Reading through legal documents can be a real slog. Who, after all, knows the meaning of “ex curia” or “de jure” without going to law school? Whose head doesn’t spin at words such as “hereinafter” or at endless sentences with hypercomplex grammar?
As it turns out, even lawyers dislike such impenetrable language; according to a new study, they both prefer and better understand simplified texts. The researchers presented 105 U.S. attorneys with contract excerpts written in both “legalese” and plain English and tested their comprehension and recall for each. While the attorneys outperformed laypeople overall, they still found the legalese contracts harder to grasp than those written in plain English. Another group of attorneys was asked to judge the merits of the same contracts and, on the whole, found the plain-English versions to be of a higher quality, more likely to be signed by clients and no less enforceable than their legalese counterparts. The study was published recently in the journal Proceedings of the National Academy of Sciences USA.

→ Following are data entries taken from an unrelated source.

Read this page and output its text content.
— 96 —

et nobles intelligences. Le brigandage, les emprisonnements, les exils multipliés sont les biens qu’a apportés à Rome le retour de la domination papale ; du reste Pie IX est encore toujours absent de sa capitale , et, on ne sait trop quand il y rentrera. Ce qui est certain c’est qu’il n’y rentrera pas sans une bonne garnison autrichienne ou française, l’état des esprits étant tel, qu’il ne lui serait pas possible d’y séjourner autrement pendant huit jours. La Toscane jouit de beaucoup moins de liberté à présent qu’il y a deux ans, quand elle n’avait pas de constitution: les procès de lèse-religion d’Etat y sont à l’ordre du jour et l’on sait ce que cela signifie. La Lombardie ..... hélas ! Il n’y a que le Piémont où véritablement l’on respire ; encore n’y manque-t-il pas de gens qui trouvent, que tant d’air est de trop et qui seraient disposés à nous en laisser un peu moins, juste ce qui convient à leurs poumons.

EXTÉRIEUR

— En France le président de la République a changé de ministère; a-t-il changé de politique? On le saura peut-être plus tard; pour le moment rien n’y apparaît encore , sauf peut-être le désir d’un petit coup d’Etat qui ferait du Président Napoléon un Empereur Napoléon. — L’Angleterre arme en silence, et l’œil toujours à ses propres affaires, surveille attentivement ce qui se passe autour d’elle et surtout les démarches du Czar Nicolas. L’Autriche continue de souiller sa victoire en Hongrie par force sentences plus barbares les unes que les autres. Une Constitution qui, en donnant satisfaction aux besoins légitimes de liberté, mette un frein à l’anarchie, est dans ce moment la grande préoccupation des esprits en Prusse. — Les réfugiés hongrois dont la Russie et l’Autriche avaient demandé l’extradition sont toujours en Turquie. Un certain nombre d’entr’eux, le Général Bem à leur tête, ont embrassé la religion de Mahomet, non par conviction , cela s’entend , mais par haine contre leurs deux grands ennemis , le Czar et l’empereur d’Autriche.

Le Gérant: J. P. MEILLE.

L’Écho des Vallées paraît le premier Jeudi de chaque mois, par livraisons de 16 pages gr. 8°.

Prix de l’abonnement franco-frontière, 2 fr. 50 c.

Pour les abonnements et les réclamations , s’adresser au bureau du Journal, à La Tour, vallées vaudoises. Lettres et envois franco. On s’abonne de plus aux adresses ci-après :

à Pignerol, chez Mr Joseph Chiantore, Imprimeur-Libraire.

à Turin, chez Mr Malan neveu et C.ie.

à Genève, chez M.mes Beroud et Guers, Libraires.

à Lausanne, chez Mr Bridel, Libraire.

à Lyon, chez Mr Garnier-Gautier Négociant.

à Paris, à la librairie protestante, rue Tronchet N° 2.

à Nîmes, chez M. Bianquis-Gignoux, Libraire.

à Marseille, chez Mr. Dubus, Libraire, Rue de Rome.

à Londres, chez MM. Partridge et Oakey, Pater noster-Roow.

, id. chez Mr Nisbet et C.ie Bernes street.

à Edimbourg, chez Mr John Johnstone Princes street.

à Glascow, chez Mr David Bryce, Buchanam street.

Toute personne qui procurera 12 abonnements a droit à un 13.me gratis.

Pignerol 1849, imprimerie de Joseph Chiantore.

Lawyers won’t often admit a preference for plain language, says the study’s lead author Eric Martínez, a licensed attorney and doctoral student studying cognitive science at the Massachusetts Institute of Technology. “You hear lawyers complain about bad writing by other lawyers,” he says, “but it wasn’t as obvious to me that lawyers struggle to read these documents themselves.”
Legal commentators have proposed various hypotheses for why lawyers default to legalese, such as that they do so in order to justify high fees, ingratiate themselves with other lawyers or convey complex concepts more precisely—or because, given their education and experience, they simply don’t notice that their writing is sometimes inaccessible. But the study’s results indicate that convoluted legal language persists mainly through convenience and tradition, not out of a particular preference for the style.
This tradition is deeply rooted and can’t be changed overnight. Contract attorneys largely rely on preexisting templates, which save time and money and are seen as less risky. “There’s this tendency to copy and paste,” Martínez says. And this reliance on lawyer speak starts early in an attorney’s education. “From day one [of law school], it seemed like people were already talking in this interesting, lawyerly way,” he says.
But a break from tradition could particularly benefit those who often fall on the margins of the legal system. In immigration proceedings, for example, ensuring that documents are “clear and digestible, not to mention available in multiple languages, could make a pretty big difference for many, many people,” says Rebecca Pilar Buckwalter-Poza, an attorney and progressive advocate. She also cites custody disputes as being in need of simplification, “especially in instances where there’s a domestic violence component or there are other power dynamics in play.” The average U.S. attorney charges some $300 per hour, she notes, and there’s generally no right to counsel in civil proceedings, creating significant hurdles for those who can’t afford a lawyer’s help.
Lawyers and laypeople alike have been railing against legalese for dozens—if not hundreds—of years. The “plain-language movement” ramped up around 1972, when President Richard Nixon decreed that the Federal Register’s government rules and notices be written in “layman’s terms.” Six years later President Jimmy Carter signed an executive order requiring federal regulations to be “as simple and clear as possible,” and further attempts to improve the clarity of government documents were made during the Clinton and Obama administrations. Related attempts to simplify jury instructions, Miranda warnings and contracts have likewise proceeded in fits and starts. Yet when Martínez and two of his colleagues reviewed federal legislation dating back to 1951, they determined that the prevalence of difficult-to-understand language features, such as archaic lawyerly jargon and long definitions inserted in the middle of sentences, had not declined.
Jeremy Telman, a law professor at the Oklahoma City University School of Law and editor of the ContractsProf blog, agrees that contracts shouldn’t be “needlessly opaque.” But he points out that attorneys often have a good reason for using seemingly byzantine language, including that it may have already been tested in court. “If you change something,” Telman says, “you’re kind of rolling the dice to see if the court will understand it the way you intended.” For his part, Martínez holds that if the language was truly bulletproof, then the contract might never have been challenged in court in the first place.
“These things are failing and having absolutely no effect,” says Omri Ben-Shahar, a law professor at the University of Chicago Law School, about online privacy policies, doctor’s consent forms, mortgage papers and their ilk. He once printed out the entirety of his iTunes contract—which, he noted, was riddled with typos and grammatical mistakes—and hung it from the ceiling of the campus law library, where it stretched over two stories long. In Ben-Shahar’s view, simplifying these contracts would do nothing to protect consumers, especially when they’re up against “a powerful, well-advised, sophisticated company.” But other legal scholars feel this couldn’t hurt. “Anything that chips away at barriers to justice is a welcome development,” Buckwalter-Poza says.